Marilyn Monroe bears the stigma of suicide. That is wrong and must be corrected. The medical evidence here assembled is sufficient to show that she was a homicide victim. However, I would propose that her own body give definite proof, if possible, of this conviction. Because she is interred in a water impenetrable crypt, well off the ground, there is a good chance that the large intestine is sufficiently preserved to enable modern technology to determine the presence of a barbitwate. Dr. Noguchi has volunteered to do the re-autopsy without cost provided that independent and competent witness is present.

I have, in the past, successfully petitioned the Superior Court for exhumation orders in many other cases. For this case, I will do all the necessary court and paper work without fee for which the District Attorney or Attorney General can deputize me. The Chief Medical Examiner-Coroner, the District Attorney, the Attorney General have standing to so petition. Under these circumstances, there are legal and moral requirements to open an investigation of Marilyn Monroe’s death and to perform a re-autopsy.

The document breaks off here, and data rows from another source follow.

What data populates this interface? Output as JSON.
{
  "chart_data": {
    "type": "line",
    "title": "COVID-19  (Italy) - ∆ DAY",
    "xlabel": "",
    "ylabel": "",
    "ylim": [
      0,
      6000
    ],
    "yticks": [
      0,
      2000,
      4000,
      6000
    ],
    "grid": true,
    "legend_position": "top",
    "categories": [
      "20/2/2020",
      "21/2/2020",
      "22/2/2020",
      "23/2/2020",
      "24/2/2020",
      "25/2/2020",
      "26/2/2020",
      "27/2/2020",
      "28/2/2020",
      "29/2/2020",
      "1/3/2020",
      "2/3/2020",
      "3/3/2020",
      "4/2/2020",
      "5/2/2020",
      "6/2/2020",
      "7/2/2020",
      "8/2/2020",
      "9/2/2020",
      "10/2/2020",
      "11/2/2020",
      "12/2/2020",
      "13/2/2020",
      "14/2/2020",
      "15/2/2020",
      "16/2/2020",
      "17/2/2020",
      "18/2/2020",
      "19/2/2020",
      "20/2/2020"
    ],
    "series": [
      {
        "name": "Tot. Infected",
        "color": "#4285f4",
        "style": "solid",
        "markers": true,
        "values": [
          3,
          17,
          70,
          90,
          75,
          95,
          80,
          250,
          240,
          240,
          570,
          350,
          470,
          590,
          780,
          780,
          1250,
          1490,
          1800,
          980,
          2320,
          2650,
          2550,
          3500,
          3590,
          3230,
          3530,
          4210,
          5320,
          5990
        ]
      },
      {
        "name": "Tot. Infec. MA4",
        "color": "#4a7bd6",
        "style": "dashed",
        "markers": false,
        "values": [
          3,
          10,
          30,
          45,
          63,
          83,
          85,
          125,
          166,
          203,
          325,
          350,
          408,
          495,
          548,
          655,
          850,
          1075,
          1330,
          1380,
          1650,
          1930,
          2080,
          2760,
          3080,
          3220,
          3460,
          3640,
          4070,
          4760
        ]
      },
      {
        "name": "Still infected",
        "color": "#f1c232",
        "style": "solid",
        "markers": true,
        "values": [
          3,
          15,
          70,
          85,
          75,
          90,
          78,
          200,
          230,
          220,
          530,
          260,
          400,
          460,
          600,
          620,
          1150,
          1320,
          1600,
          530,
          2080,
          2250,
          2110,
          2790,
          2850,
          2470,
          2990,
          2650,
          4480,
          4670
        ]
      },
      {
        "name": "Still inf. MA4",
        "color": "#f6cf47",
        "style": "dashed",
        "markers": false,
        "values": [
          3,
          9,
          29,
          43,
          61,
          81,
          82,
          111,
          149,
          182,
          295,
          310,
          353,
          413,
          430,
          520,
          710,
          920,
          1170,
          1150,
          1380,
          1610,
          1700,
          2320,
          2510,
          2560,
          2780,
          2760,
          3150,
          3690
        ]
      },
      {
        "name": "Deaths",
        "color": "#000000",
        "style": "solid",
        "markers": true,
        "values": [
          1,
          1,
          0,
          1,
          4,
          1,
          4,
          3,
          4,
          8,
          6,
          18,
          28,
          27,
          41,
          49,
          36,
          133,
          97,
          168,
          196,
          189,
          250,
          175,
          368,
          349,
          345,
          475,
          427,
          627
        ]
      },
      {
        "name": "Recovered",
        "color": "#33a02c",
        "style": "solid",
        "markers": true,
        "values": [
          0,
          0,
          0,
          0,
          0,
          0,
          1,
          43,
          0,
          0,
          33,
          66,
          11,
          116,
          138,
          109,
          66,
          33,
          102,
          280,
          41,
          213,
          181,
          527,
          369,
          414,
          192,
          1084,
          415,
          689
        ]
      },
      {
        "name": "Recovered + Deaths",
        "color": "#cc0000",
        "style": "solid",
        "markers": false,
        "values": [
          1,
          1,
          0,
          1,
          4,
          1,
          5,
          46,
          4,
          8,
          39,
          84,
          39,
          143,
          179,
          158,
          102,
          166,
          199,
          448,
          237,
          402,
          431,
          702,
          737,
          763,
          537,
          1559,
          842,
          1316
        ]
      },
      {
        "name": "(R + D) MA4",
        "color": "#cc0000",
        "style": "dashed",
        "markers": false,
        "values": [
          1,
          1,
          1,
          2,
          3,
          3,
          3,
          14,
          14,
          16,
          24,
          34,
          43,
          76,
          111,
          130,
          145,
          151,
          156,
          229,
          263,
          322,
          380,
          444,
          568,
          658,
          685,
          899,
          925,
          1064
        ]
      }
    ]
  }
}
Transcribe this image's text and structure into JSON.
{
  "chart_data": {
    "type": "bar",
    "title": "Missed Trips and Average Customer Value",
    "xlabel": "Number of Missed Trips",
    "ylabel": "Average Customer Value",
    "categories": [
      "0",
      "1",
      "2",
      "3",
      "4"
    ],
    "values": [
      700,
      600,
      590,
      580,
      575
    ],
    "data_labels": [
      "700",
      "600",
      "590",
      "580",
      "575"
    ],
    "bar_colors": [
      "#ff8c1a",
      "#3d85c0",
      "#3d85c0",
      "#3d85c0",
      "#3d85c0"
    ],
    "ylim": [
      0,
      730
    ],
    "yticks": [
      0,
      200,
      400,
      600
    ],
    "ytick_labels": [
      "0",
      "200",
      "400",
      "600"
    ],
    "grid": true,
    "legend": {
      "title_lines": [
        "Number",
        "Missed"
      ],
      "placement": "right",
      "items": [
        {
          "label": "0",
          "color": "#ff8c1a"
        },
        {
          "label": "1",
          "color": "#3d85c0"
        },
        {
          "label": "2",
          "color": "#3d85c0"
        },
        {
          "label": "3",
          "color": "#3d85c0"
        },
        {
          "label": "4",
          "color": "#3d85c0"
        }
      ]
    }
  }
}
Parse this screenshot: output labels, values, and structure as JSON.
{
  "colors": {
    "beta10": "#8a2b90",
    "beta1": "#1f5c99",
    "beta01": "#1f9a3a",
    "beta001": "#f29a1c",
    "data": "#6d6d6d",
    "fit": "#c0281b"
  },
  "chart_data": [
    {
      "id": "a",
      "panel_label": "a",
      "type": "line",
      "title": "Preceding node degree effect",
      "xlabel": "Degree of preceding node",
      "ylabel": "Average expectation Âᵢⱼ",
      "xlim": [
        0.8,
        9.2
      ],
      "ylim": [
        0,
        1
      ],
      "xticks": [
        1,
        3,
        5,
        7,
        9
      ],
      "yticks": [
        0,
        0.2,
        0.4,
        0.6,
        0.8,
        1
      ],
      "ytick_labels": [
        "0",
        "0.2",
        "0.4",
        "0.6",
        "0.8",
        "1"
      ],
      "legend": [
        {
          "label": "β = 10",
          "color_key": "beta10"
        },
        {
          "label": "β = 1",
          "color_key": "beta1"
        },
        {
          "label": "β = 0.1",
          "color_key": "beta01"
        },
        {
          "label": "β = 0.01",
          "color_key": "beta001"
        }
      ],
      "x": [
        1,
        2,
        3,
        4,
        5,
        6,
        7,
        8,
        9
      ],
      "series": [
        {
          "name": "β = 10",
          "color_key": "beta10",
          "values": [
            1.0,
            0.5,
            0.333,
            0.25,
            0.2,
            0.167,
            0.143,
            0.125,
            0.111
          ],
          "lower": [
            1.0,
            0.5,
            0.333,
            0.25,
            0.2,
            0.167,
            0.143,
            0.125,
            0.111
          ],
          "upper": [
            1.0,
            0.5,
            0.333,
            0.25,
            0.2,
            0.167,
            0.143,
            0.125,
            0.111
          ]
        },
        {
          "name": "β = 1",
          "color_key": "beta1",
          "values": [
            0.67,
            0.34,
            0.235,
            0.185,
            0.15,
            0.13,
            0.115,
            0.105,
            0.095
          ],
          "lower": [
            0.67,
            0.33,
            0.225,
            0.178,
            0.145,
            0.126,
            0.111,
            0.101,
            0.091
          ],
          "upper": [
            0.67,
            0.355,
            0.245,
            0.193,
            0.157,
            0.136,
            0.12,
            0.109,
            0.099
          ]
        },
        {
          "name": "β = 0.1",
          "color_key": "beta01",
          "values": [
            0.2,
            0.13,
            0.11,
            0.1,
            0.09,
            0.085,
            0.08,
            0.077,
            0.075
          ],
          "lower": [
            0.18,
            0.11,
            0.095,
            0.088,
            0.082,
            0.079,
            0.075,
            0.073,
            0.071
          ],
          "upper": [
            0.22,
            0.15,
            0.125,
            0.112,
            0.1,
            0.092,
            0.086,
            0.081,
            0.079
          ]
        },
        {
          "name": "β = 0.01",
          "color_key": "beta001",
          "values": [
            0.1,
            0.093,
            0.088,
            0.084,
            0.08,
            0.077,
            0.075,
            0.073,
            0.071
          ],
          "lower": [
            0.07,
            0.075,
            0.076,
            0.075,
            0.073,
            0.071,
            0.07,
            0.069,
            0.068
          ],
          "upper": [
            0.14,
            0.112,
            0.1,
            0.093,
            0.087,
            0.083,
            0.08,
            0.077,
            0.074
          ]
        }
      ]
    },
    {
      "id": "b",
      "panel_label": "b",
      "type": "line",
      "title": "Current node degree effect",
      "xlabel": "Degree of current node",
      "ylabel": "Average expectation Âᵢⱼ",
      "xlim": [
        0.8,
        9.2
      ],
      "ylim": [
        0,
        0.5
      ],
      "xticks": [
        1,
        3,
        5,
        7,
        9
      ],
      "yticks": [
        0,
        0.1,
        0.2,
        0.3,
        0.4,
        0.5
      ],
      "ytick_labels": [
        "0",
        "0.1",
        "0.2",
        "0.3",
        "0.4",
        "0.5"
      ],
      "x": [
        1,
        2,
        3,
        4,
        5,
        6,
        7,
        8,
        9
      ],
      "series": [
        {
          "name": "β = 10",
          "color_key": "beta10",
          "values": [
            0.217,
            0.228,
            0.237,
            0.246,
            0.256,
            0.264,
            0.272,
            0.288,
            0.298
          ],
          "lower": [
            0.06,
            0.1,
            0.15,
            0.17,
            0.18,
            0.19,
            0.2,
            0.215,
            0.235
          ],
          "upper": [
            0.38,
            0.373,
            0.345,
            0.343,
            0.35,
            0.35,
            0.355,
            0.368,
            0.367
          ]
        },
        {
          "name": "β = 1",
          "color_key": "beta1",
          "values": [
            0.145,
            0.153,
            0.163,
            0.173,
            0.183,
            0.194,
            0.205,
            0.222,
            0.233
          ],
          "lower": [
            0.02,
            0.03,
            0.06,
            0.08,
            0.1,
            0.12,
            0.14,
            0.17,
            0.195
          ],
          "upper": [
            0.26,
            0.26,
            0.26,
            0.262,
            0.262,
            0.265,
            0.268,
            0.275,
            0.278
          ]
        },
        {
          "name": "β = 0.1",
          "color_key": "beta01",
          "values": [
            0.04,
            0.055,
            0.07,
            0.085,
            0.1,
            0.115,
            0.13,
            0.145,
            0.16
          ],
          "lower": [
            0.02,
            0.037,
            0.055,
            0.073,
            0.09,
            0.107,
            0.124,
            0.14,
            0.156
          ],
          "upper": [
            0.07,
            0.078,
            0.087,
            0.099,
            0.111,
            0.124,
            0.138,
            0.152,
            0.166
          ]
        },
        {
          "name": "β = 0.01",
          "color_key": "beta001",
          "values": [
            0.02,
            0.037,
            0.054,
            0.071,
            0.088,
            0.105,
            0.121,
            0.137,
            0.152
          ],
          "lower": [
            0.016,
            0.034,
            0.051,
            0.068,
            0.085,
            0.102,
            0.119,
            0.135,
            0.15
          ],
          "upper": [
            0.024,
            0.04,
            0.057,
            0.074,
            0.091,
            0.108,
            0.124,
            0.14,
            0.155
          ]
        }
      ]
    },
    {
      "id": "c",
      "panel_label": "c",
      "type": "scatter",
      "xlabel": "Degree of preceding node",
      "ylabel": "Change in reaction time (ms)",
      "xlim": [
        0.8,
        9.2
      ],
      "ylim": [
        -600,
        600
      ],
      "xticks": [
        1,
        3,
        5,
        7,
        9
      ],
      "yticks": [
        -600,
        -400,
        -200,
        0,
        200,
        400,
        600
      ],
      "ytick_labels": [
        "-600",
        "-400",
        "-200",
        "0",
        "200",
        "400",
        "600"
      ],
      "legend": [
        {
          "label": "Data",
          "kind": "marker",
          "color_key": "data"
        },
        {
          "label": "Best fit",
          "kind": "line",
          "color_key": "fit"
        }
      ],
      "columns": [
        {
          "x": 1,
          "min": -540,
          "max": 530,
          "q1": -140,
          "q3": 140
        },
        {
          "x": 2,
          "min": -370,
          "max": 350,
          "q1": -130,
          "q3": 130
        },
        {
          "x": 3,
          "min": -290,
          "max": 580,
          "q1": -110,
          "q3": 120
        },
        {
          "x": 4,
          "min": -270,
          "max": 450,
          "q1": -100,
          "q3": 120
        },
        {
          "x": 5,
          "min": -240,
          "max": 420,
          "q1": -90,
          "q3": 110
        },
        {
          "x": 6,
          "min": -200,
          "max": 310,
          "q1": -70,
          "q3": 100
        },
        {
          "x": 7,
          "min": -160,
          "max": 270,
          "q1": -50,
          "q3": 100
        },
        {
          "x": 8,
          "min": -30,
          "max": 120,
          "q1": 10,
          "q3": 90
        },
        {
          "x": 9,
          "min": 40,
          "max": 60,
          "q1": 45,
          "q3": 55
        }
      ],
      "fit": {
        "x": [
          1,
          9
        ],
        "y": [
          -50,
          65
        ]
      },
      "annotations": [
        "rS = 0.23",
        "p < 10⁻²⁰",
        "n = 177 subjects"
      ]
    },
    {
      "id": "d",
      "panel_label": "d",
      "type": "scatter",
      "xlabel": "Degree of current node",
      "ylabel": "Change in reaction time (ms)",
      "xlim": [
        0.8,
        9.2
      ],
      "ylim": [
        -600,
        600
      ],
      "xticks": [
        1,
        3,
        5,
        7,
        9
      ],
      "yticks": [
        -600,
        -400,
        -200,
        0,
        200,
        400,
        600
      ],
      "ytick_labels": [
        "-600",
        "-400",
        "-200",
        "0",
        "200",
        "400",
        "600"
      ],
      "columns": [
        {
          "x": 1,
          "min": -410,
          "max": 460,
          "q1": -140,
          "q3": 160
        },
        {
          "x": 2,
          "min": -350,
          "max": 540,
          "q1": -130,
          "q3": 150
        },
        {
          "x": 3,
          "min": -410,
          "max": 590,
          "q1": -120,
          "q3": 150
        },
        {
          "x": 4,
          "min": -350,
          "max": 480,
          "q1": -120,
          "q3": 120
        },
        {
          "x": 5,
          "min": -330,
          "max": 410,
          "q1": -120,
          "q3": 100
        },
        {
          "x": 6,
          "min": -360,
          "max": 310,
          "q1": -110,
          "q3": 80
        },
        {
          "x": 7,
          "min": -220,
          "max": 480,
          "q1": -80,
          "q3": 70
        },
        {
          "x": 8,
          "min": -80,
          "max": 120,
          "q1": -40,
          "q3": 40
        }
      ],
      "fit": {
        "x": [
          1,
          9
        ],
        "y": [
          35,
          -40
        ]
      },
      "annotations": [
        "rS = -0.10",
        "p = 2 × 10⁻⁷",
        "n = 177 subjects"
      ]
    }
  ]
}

Personal Note I. I kept my promise to Dr. Greenson to respect the confidentiality of his interview with me and the contents of Miss Monroe’s tapes, I kept that promise in spite of incredible pressures from reporters, authors, and official investigators to relate this information. It is only after Donald Spoto, Marvin Bergman and others accused Dr. Greenson of being responsible in some way for causing Marilyn Monroe’s death that I approached Dr. Greenson’s widow to ask for a release from my promise to her husband. She wishes to do whatever is possible to clear his name and granted my request.